FIG 7.

Determination of the influence of gp79 on the expression of ORF34₅₂ using the inducible tnaN promoter. (A and B) The cured strain N. magadii L13 bearing pRo-5-ptna-bgaH was grown in minimal medium and either induced by tryptophan addition every 24 h (open circles) or uninduced (filled squares). Samples were taken at the indicated time points, specific BgaH activity was measured (A), and the optical density at 700 nm was determined (B). (C and D) The cured strain N. magadii L13 bearing pNB102-ORF34₅₂ and pRo-5-ptna-ORF79 was grown in minimal medium and either induced by tryptophan addition every 24 h (open circles; cont.) or uninduced (filled squares; un.) or induced only once 72 h after inoculation (filled circles; once).
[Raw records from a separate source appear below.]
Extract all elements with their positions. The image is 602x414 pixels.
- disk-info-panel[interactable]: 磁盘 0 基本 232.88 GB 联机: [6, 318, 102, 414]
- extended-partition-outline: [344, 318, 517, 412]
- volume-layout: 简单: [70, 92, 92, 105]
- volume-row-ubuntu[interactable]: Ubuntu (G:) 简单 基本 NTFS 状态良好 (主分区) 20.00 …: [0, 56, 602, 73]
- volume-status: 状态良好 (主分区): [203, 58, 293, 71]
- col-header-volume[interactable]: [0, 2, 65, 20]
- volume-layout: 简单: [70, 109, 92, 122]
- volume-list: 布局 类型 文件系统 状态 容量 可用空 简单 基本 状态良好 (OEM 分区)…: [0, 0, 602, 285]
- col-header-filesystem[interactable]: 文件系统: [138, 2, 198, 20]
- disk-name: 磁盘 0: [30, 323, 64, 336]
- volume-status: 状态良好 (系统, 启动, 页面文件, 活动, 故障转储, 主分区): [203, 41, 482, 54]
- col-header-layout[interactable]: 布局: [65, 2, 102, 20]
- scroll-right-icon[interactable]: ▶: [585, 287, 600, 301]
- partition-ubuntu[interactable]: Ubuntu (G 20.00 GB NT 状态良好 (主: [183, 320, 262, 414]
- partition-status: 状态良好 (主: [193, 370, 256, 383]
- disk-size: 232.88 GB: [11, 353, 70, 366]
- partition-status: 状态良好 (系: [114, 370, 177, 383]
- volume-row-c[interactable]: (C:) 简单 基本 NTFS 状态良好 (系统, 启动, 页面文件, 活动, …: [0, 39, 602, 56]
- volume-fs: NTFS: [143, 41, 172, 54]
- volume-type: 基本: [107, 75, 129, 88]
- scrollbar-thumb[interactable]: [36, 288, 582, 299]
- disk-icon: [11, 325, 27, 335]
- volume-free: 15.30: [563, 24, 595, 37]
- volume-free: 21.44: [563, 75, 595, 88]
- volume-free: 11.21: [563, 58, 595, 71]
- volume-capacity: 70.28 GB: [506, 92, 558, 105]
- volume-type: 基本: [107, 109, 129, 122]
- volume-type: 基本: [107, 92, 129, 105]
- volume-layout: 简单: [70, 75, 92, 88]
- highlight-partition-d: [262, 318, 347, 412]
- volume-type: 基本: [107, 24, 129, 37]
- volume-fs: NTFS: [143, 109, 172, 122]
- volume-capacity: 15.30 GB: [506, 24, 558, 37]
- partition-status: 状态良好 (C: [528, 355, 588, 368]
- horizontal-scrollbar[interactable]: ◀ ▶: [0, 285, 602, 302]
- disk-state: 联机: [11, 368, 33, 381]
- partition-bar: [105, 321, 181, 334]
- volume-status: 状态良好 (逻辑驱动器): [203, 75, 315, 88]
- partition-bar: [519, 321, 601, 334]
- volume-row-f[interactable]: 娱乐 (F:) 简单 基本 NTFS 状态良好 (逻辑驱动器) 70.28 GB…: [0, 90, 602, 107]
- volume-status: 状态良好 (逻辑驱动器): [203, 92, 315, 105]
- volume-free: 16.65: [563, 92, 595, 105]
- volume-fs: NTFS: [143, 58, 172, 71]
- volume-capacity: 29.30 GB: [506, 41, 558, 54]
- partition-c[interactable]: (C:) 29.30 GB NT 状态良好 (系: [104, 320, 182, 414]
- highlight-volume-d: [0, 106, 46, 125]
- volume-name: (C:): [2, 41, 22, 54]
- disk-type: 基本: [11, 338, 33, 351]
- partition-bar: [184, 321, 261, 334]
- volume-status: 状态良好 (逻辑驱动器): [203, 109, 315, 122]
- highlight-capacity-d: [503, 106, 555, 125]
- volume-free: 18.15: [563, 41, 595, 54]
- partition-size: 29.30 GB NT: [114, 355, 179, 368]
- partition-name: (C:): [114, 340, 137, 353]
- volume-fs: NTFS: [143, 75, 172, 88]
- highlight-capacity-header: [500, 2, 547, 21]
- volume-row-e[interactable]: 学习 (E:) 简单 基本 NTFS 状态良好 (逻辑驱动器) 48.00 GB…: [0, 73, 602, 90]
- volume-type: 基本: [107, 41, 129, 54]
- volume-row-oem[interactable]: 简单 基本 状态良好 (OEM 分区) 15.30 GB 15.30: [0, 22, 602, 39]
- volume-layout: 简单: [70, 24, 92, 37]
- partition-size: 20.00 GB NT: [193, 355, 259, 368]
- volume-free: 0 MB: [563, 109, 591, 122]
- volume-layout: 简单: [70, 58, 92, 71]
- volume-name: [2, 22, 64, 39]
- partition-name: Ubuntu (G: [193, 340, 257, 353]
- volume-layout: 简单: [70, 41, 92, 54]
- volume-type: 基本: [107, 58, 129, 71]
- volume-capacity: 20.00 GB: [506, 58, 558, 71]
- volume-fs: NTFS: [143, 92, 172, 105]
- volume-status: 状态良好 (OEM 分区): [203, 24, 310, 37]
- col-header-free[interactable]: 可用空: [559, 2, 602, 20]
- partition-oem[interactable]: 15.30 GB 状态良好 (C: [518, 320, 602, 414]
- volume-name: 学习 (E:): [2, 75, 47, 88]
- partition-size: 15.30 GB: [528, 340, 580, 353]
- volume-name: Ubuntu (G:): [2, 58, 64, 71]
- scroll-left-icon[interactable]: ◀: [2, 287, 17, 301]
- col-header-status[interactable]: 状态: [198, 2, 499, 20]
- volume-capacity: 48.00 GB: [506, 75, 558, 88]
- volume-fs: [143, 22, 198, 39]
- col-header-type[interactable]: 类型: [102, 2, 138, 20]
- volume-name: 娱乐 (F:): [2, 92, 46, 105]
Samples were taken at the indicated time points, the optical density of the culture was measured at 700 nm (C), and total protein extracts were prepared. Protein samples were used for Western blot analysis using polyclonal antibodies against gp34 (D). (E) The cured strain N. magadii L13 bearing pNB102-Mtase and pRo-5-ptna-ORF79 was grown in minimal medium and either induced by tryptophan addition every 24 h (open circles; cont.) or uninduced (filled squares; un.). Total protein samples were taken at the indicated time points and used for Western blot analysis using a polyclonal antibody against M.NmaϕCh1-I.